As I said, the NRA isn't the Klan, but since Trump became president it's behaved like a subsidiary of the alt-right.
At last week's CPAC conference, NRA president Wayne LaPierre cloaked his pro-gun address in paranoia about a "tidal wave" of "European-style socialists bearing down upon us," telling his audience "you should be frightened."
Most Americans know this kind of talk is bonkers. Not incidentally, most Americans also want gun controls. Ninety-seven percent support universal background checks and 70 percent favor registering all guns with the police.
Preventing gun violence is coming to be seen less as an issue of "gun rights" and more about public morality. "Are we prepared to say that such violence visited on our children year after year after year is somehow the price of our freedom?" Obama asked in 2012, after twenty first-graders were massacred at the Sandy Hook Elementary School.
Obama got nowhere, of course, but now change seems to be in the air. Why? I think Donald Trump deserves some credit. .
Trump's response to the slayings in Parkland has been to urge schools to arm teachers. The proposal is not only wrongheaded - more than 30 studies have shown that additional guns increase gun violence and homicides - but profoundly immoral.
If the only way to control gun violence is for all Americans arm themselves, we would all be living in a social Darwinist hell.
The moral void of Donald Trump has been a catastrophe for America in many ways, but it's contributing to a backlash against the systemic abuses of power on which so much violence in American life is founded.
The Parkland students are insisting that adults stand up to the immorality of the NRA. Corporations are responding. So are politicians. "We get out there and make sure everybody knows how much money their politician took from the NRA," said David Hogg, one of the students.
Similarly, the #MeToo movement is insisting that America wake up to the immoral behavior of powerful predatory men.
Harvey Weinstein and his ilk aren't killers but they have assaulted and sometimes raped women whose careers depended on them.
For years, these women didn't dare raise their voices.
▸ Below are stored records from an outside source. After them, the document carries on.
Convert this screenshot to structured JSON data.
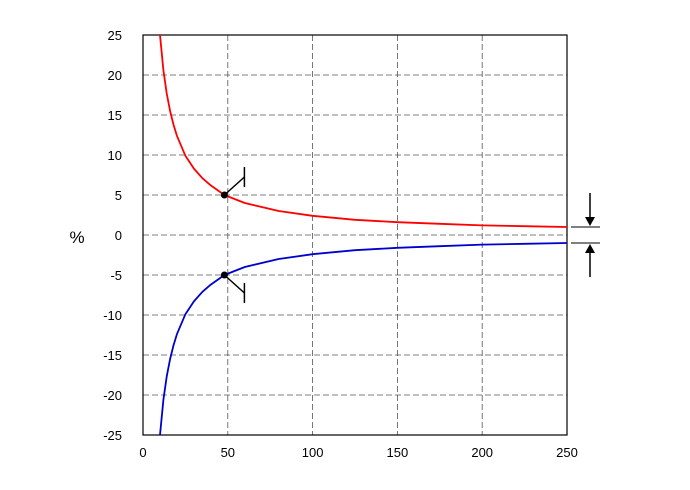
{
  "chart_data": {
    "type": "line",
    "title": "",
    "xlabel": "",
    "ylabel": "%",
    "xlim": [
      0,
      250
    ],
    "ylim": [
      -25,
      25
    ],
    "xticks": [
      0,
      50,
      100,
      150,
      200,
      250
    ],
    "xtick_labels": [
      "0",
      "50",
      "100",
      "150",
      "200",
      "250"
    ],
    "yticks": [
      25,
      20,
      15,
      10,
      5,
      0,
      -5,
      -10,
      -15,
      -20,
      -25
    ],
    "ytick_labels": [
      "25",
      "20",
      "15",
      "10",
      "5",
      "0",
      "-5",
      "-10",
      "-15",
      "-20",
      "-25"
    ],
    "grid": true,
    "grid_style": "dashed",
    "series": [
      {
        "color": "#ff0000",
        "x": [
          10,
          12,
          14,
          16,
          18,
          20,
          25,
          30,
          35,
          40,
          48,
          60,
          80,
          100,
          125,
          150,
          175,
          200,
          225,
          250
        ],
        "y": [
          25,
          20.6,
          17.7,
          15.5,
          13.8,
          12.4,
          9.9,
          8.3,
          7.1,
          6.2,
          5.0,
          4.0,
          3.0,
          2.4,
          1.9,
          1.6,
          1.4,
          1.2,
          1.1,
          1.0
        ]
      },
      {
        "color": "#0000cc",
        "x": [
          10,
          12,
          14,
          16,
          18,
          20,
          25,
          30,
          35,
          40,
          48,
          60,
          80,
          100,
          125,
          150,
          175,
          200,
          225,
          250
        ],
        "y": [
          -25,
          -20.6,
          -17.7,
          -15.5,
          -13.8,
          -12.4,
          -9.9,
          -8.3,
          -7.1,
          -6.2,
          -5.0,
          -4.0,
          -3.0,
          -2.4,
          -1.9,
          -1.6,
          -1.4,
          -1.2,
          -1.1,
          -1.0
        ]
      }
    ],
    "markers": [
      {
        "x": 48,
        "y": 5
      },
      {
        "x": 48,
        "y": -5
      }
    ],
    "limit_indicator": {
      "upper": 1.0,
      "lower": -1.0
    }
  }
}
They were told this was the way the system worked, much as we've been told for years there's no way to take on the NRA.
Would the #MeToo movement have erupted without the abuser-in-chief in the Oval Office? Maybe. But Trump's brazen history of sexual predation has helped fuel it.
The #BlackLivesMatter movement predated Trump, but our racist-in-chief - who attacks black athletes for protesting police violence - has given it new meaning and urgency as well.
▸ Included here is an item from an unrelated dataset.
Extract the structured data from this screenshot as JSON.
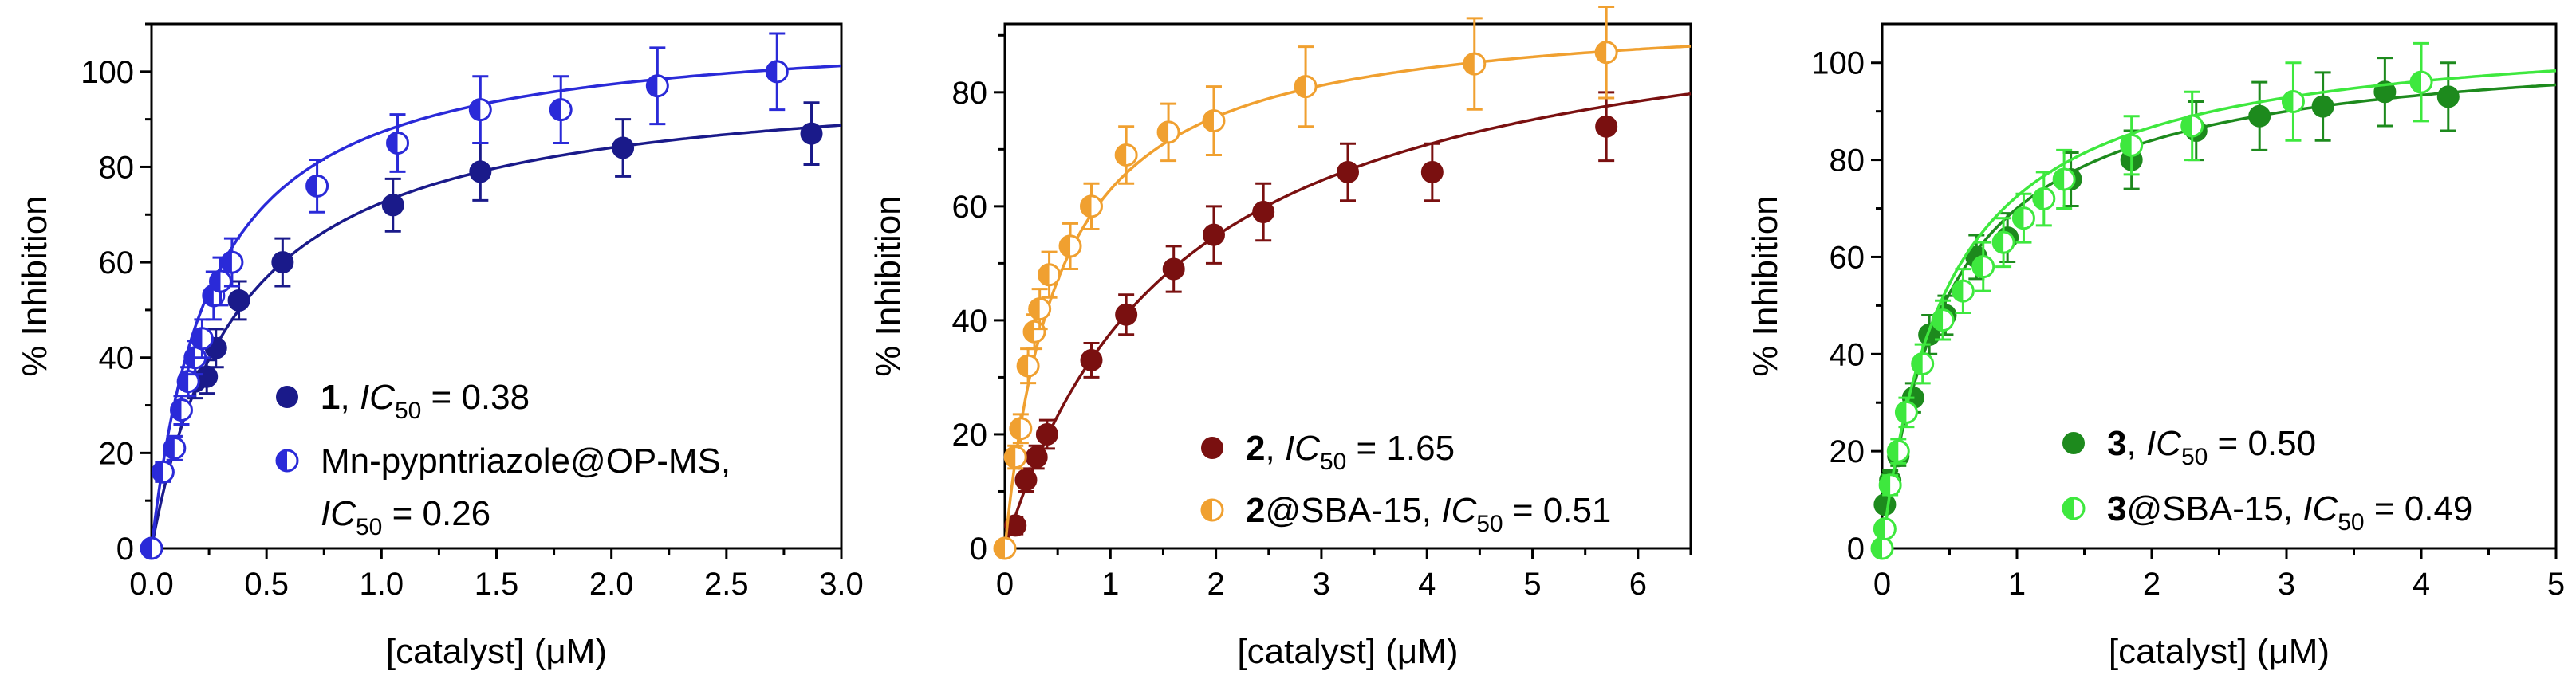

The NRA's position that everyone should carry a gun contrasts with the reality that a black man brandishing one is likely to be shot and killed by the police.
The cumulative and growing force of these three intertwined movements comes from a basic premise of our civic life together, which Trump's moral obtuseness has brought into sharp focus.
In order to survive, people need several things - food, water, a roof over our heads. But the most basic of all is safety. That's why governments were created in the first place.
If Americans can't be secure from someone packing an assault rifle, or from the predatory behavior of powerful men, or from the police, we do not live in a functioning society.
Make no mistake. This is all about power - a powerful political lobby that has bullied America for too long, powerful men who haven't been held accountable for their behavior, police who for too long have been unconstrained.
A moral movement is growing against the violence perpetrated by all of them, and the necessity for both government and business to take action.
It is being led by people whose moral authority cannot be denied: students whose friends have been murdered, women who have been abused, the parents and partners of black men who have been slain.
It is already having a profound impact on America.